Oleh: Dr. Don Bosco Doho
GAUNG ‘Laudato Si’ dari Vatikan ke Flobamora bernada himbauan untuk membangun pertobatan ekologis. Ensiklik Laudato Si’ (Terpujilah Engkau) dari Paus Fransiskus bukan lagi sekadar dokumen di atas kertas.
Di Indonesia, khususnya di Flobamora, ensiklik ini telah menjadi “roh penggerak”—sebuah manifesto teologis yang memberikan landasan moral bagi perlawanan terhadap proyek-proyek yang dianggap merusak ciptaan.
Laudato Si’ menyerukan “pertobatan ekologis” dan mengajak kita untuk “mendengar jeritan bumi sekaligus jeritan kaum miskin” (LS #49). Seruan Laudato Si’ bukanlah hal baru, melainkan penegasan kembali dari akar tradisi iman Yahudi-Kristen yang berusia ribuan tahun.
Seruan inilah yang dikumandangkan oleh otoritas gereja lokal saat mereka berdiri bersama umat menolak proyek geothermal. Ini adalah sisi heroik dari implementasi Laudato Si’. Namun, pertanyaannya: apakah ujian sesungguhnya dari Laudato Si’ hanya sebatas perlawanan terhadap “musuh” dari luar? Ataukah ujian yang lebih berat justru terletak pada cermin yang kita pegang di hadapan wajah kita sendiri?
Dimensi Profetik Gereja – Menjadi Tameng bagi Umat
Harus diakui bahwa peran gereja lokal dalam menyuarakan penolakan geothermal adalah implementasi nyata dari ajaran Laudato Si’. Mereka telah menerjemahkan konsep “ekologi integral”—keterkaitan antara lingkungan, ekonomi, dan keadilan sosial—ke dalam tindakan nyata.
Gereja sudah, sedang dan akan terus menjadi suara bagi kaum miskin dan masyarakat adat yang ruang hidupnya terancam. Mereka membela hak atas tanah ulayat, sumber air bersih, dan keberlanjutan pertanian lokal.
Dengan menantang narasi pembangunan yang eksploitatif dari korporasi dan negara, gereja menjalankan fungsi kenabiannya: berbicara lantang tentang kebenaran kepada kekuasaan, persis seperti yang diharapkan Laudato Si’. Ini adalah perjuangan yang patut diapresiasi dan tidak boleh diremehkan.

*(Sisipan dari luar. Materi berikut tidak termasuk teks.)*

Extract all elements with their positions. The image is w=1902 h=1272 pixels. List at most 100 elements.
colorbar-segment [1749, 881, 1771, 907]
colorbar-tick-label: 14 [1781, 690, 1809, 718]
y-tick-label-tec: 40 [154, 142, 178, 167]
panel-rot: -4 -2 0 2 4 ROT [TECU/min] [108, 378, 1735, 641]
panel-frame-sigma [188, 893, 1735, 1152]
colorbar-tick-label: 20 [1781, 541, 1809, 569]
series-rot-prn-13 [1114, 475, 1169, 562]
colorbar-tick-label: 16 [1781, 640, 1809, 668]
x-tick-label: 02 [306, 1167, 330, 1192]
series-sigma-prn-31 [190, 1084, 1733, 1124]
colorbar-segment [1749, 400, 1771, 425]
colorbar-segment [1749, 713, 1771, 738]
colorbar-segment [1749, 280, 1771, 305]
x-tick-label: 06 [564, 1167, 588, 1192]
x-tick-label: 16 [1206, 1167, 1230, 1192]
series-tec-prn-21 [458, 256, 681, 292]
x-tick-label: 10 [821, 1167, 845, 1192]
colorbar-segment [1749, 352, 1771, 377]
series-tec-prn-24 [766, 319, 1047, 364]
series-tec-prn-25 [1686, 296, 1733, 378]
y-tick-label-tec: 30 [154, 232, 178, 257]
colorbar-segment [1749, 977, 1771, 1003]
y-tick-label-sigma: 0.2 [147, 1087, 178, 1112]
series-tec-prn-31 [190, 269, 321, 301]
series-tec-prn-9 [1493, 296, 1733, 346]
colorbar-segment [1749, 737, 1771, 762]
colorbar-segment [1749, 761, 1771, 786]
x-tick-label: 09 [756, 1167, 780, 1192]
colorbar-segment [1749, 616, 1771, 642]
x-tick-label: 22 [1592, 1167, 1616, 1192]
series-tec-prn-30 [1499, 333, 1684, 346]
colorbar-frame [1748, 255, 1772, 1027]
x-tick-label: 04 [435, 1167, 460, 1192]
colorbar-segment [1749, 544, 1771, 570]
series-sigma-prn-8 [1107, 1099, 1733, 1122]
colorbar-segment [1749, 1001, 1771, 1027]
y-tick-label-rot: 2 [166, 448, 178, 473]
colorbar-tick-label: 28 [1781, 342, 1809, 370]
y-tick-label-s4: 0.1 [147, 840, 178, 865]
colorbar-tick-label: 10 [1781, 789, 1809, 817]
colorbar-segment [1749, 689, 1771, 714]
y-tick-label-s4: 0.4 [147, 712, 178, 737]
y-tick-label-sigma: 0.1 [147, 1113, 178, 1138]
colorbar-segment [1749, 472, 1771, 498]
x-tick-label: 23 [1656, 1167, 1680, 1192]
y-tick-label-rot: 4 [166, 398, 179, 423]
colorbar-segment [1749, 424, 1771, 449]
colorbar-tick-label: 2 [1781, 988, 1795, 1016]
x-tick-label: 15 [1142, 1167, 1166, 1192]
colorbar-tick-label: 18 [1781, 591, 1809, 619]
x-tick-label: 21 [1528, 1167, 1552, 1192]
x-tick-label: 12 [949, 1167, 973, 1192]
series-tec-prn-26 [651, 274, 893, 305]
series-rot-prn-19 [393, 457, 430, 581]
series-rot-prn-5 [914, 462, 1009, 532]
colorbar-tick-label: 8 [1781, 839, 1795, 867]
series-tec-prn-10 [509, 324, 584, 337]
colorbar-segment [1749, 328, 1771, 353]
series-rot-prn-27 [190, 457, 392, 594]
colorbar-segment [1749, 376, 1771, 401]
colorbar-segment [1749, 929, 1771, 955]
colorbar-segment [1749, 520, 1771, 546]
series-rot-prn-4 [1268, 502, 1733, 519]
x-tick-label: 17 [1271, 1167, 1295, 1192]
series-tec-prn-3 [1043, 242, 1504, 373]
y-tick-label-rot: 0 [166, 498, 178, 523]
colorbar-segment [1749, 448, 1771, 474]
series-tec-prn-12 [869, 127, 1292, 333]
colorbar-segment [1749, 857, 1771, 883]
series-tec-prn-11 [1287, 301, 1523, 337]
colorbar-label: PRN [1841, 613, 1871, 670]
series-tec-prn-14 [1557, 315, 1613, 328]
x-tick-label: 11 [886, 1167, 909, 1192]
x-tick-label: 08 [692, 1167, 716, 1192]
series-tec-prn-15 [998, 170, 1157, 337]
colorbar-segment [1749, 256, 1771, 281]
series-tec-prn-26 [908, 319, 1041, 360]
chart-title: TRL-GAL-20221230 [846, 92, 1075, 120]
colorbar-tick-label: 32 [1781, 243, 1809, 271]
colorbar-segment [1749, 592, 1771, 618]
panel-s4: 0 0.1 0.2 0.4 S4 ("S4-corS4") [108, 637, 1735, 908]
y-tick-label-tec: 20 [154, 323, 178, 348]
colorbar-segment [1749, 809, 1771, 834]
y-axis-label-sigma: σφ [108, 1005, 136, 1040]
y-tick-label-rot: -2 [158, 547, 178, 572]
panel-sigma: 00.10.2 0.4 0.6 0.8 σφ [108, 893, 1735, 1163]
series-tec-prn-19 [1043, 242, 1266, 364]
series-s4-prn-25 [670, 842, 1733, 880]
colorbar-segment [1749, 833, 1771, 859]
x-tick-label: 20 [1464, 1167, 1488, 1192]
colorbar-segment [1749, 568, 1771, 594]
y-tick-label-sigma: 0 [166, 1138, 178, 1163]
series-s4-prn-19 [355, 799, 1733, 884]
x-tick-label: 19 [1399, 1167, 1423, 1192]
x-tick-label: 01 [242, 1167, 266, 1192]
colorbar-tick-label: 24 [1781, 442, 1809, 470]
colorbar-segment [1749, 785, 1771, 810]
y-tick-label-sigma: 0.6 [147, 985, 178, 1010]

Gereja memang harus menjalankan fungsi kenabiannya, sebuah gema dari seruan Nabi Yesaya untuk “membuka belenggu-belenggu kelaliman dan melepaskan tali-tali kuk” (bdk. Yesaya 58:6), dengan berbicara lantang tentang kebenaran kepada kekuasaan.
Ujian Terberat ‘Laudato Si’ – Balok di Mata Sendiri
“Namun, otentisitas sebuah pertobatan ekologis diuji bukan hanya dari seberapa keras kita berteriak pada orang lain, tetapi dari seberapa tekun kita menyapu halaman rumah kita sendiri.” ” Sebuah prinsip refleksi diri yang berakar pada ajaran Yesus sendiri: “Mengapakah engkau melihat selumbar di mata saudaramu, sedangkan balok di dalam matamu tidak engkau ketahui?” (Matius 7:3).
Di sini konsistensi adalah batu uji dari setiap komitmen moral. Jika “pertobatan ekologis” menjadi alasan menolak geothermal, maka semangat yang sama seharusnya berkobar lebih dahsyat lagi untuk mengatasi krisis ekologis yang terjadi di depan mata, yang bahkan berada dalam lingkup pengaruh langsung gereja dan umatnya.